Jessica Faoro uccisa a Milano: chiuse le indagini sul massacro avvenuto in via Brioschi, a Milano, la notte dello scorso 7 febbraio. La mano assassina quella del tranviere 39enne Alessandro Garlaschi, reo confesso dell’omicidio. Purtroppo sono emerse nuove aberranti indiscrezioni sulla dinamica omicidiaria, prova dello scempio inferto sul cadavere della giovane vittima. Non 40 ma 85 le coltellate con le quali il tranviere avrebbe massacrato la 19enne. La pm Cristiana Roveda accusa Garlaschi di avere anche bruciato il tronco del corpo della giovane, ormai senza vita.

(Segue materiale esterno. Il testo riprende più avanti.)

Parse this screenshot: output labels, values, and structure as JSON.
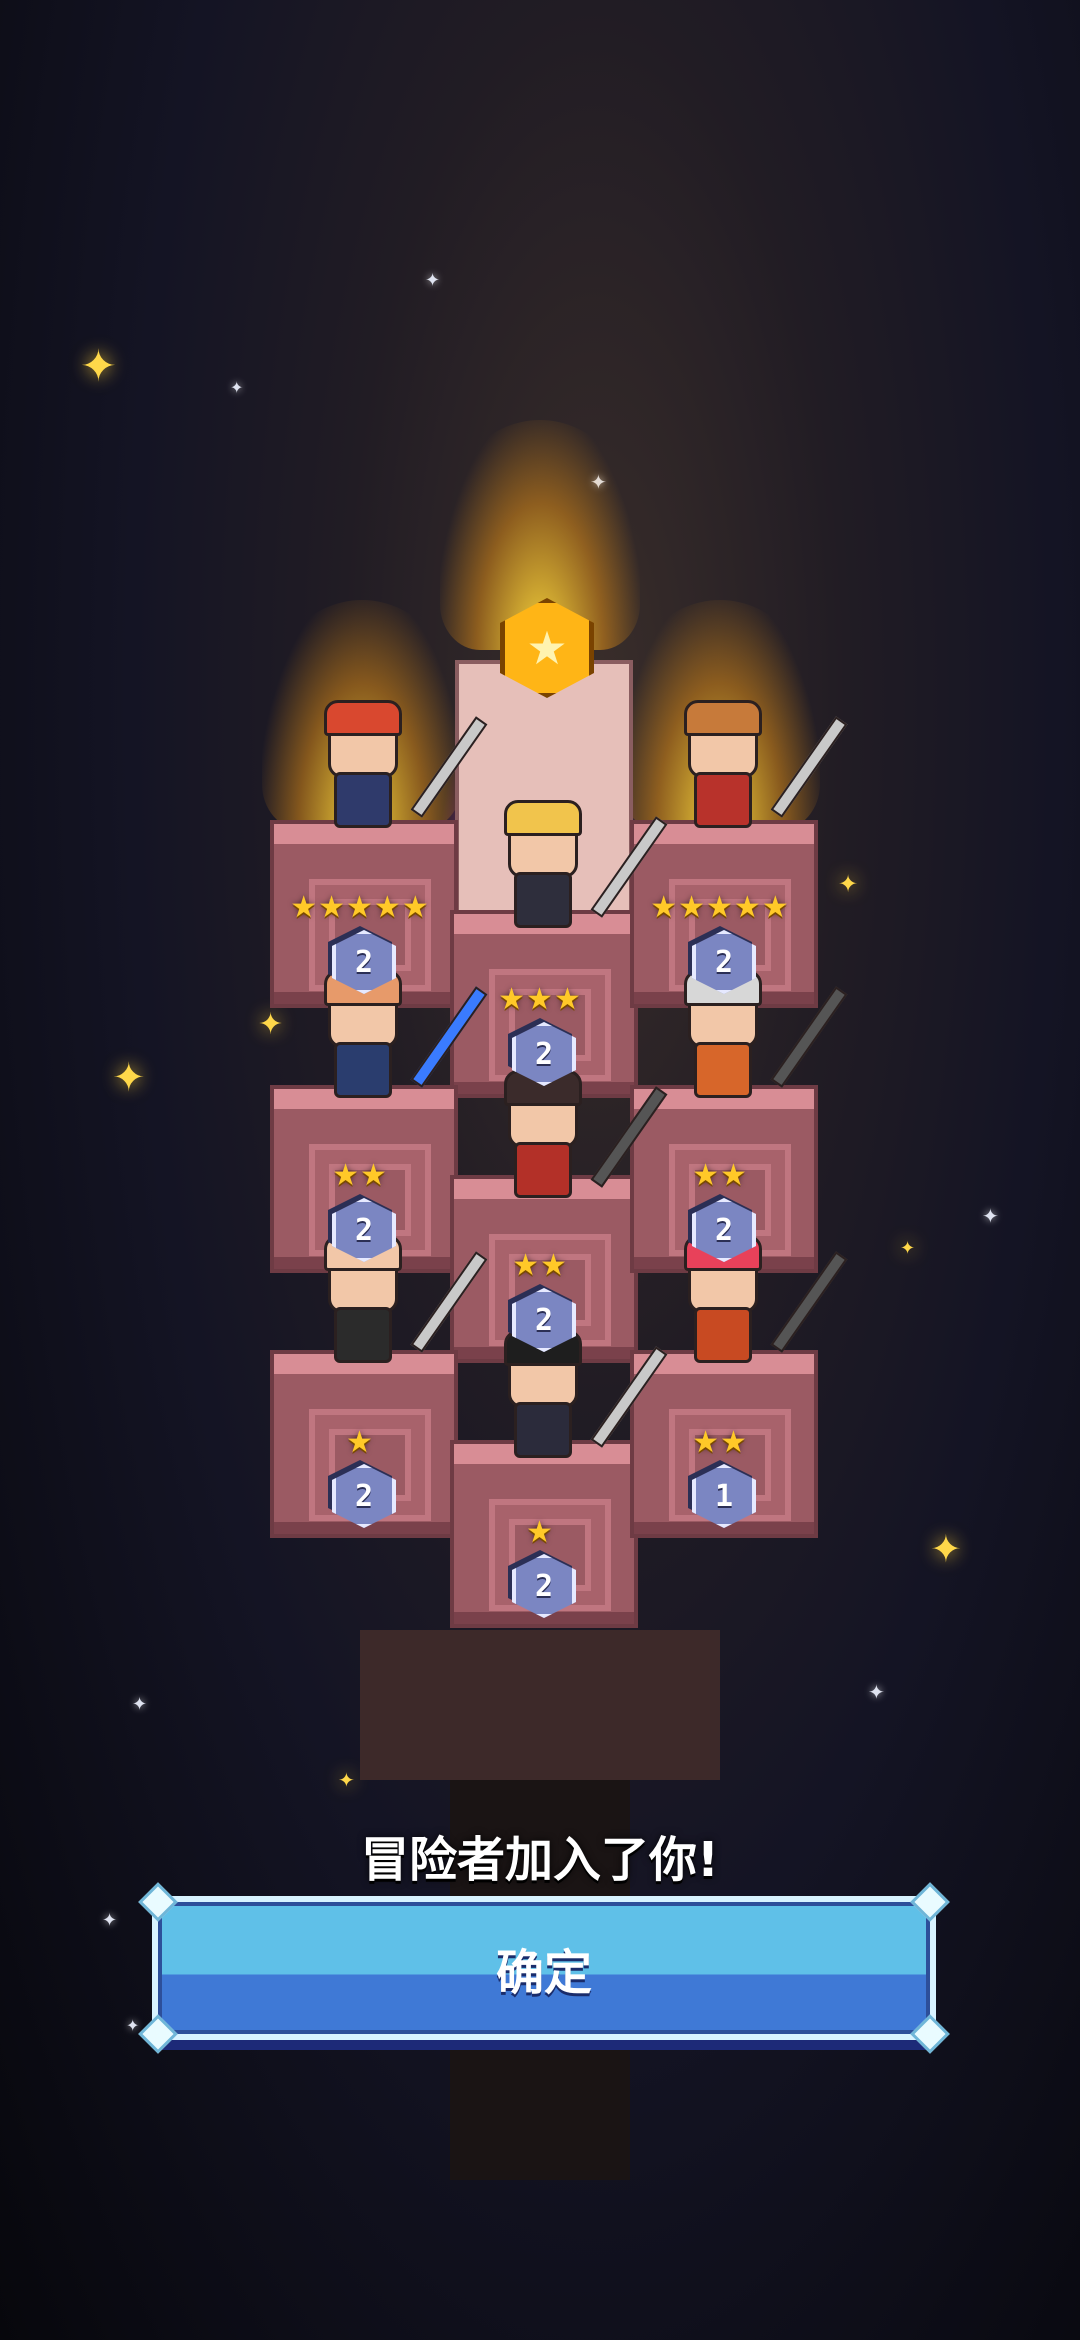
{
  "message": "冒险者加入了你!",
  "confirm_label": "确定",
  "top_medal": {
    "icon": "star-medal-icon",
    "star": "★"
  },
  "slots": [
    {
      "id": "top-left",
      "stars": "★★★★★",
      "level": "2",
      "highlight": "gold",
      "hair": "#d9482f",
      "outfit": "#2f3a6b"
    },
    {
      "id": "top-center",
      "stars": "★★★",
      "level": "2",
      "highlight": "pink",
      "hair": "#f1c44c",
      "outfit": "#2e2e3c"
    },
    {
      "id": "top-right",
      "stars": "★★★★★",
      "level": "2",
      "highlight": "gold",
      "hair": "#c77a3a",
      "outfit": "#b8322b"
    },
    {
      "id": "mid-left",
      "stars": "★★",
      "level": "2",
      "highlight": "",
      "hair": "#e79a6a",
      "outfit": "#2a3d6e"
    },
    {
      "id": "mid-center",
      "stars": "★★",
      "level": "2",
      "highlight": "",
      "hair": "#3b2b2b",
      "outfit": "#b33028"
    },
    {
      "id": "mid-right",
      "stars": "★★",
      "level": "2",
      "highlight": "",
      "hair": "#d7d7d7",
      "outfit": "#d7662a"
    },
    {
      "id": "low-left",
      "stars": "★",
      "level": "2",
      "highlight": "",
      "hair": "#f2c7a8",
      "outfit": "#2b2b2b"
    },
    {
      "id": "low-center",
      "stars": "★",
      "level": "2",
      "highlight": "",
      "hair": "#1e1e1e",
      "outfit": "#2b2b3b"
    },
    {
      "id": "low-right",
      "stars": "★★",
      "level": "1",
      "highlight": "",
      "hair": "#e8415a",
      "outfit": "#c84a22"
    }
  ],
  "colors": {
    "star": "#ffc928",
    "badge": "#7b86c2",
    "button_top": "#5fc0e8",
    "button_bottom": "#3f79d6"
  }
}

Il delitto scaturito al culmine di una lite perché Jessica avrebbe con forza rifiutato l’ennesimo approccio sessuale da parte dell’uomo. A carico dell’indagato le accuse di omicidio aggravato dalla crudeltà e dai futili motivi e il vilipendio di cadavere e sostituzione di persona, in quanto quando accolse in casa la ragazzina le presentò sua moglie (che sarebbe estranea all’omicidio e assente in casa al momento della aggressione mortale) come sua sorella. Un quadro agghiacciante quello emerso, peggiore di quello che finora avevamo immaginato.

20enne uccisa a milano

Dopo le coltellate l’uomo avrebbe bruciato una parte del tronco del corpo esanime della vittima, per poi chiamare il 118 e dire: “Ho bisogno di un’ambulanza, un’automedica e un’auto della Polizia”. La giovane era ospite nell’appartamento di Garlaschi, in via Brioschi, da una decina di giorni. Uscita da poco da una casa famiglia, cercava un lavoro. Presso casa di Garlaschi e della moglie faceva le pulizie e sbrigava alcune faccende per l’uomo in cambio di vitto, alloggio e un piccolo stipendio. Una settimana prima di essere uccisa aveva chiamato i carabinieri denunciando avances dell’uomo, poi però decise di rimanere in quella casa.

delitto via brioschi

Jessica come la sera prima di essere uccisa era uscita per un appuntamento con un ragazzo ed era rincasata intorno alle 21. Poco dopo il tranviere aveva accompagnato la moglie dalla suocera a Novegro, nel Milanese, dove la donna aveva trascorso la notte. Aveva anche lasciato un biglietto sul comodino della camera ragazzina, con scritto: “Ciao bimba, sai che tvb. E ci tengo un casino a te! Stasera spero che mi starai facendo ‘qualcosina’ oltre al dvd, ma devi fare tutto tu e dirmi quando iniziare. Mi raccomando con il tipo stasera…”. Garlaschi nega di aver tentato un approccio sessuale cn al vittima prima del delitto, poi nel corso degli interrogatori ha affermato di non ricordare quanto accaduto e di ricordare solo di aver colpito Jessica con tre coltellate “leggere” e poi il ‘buio’.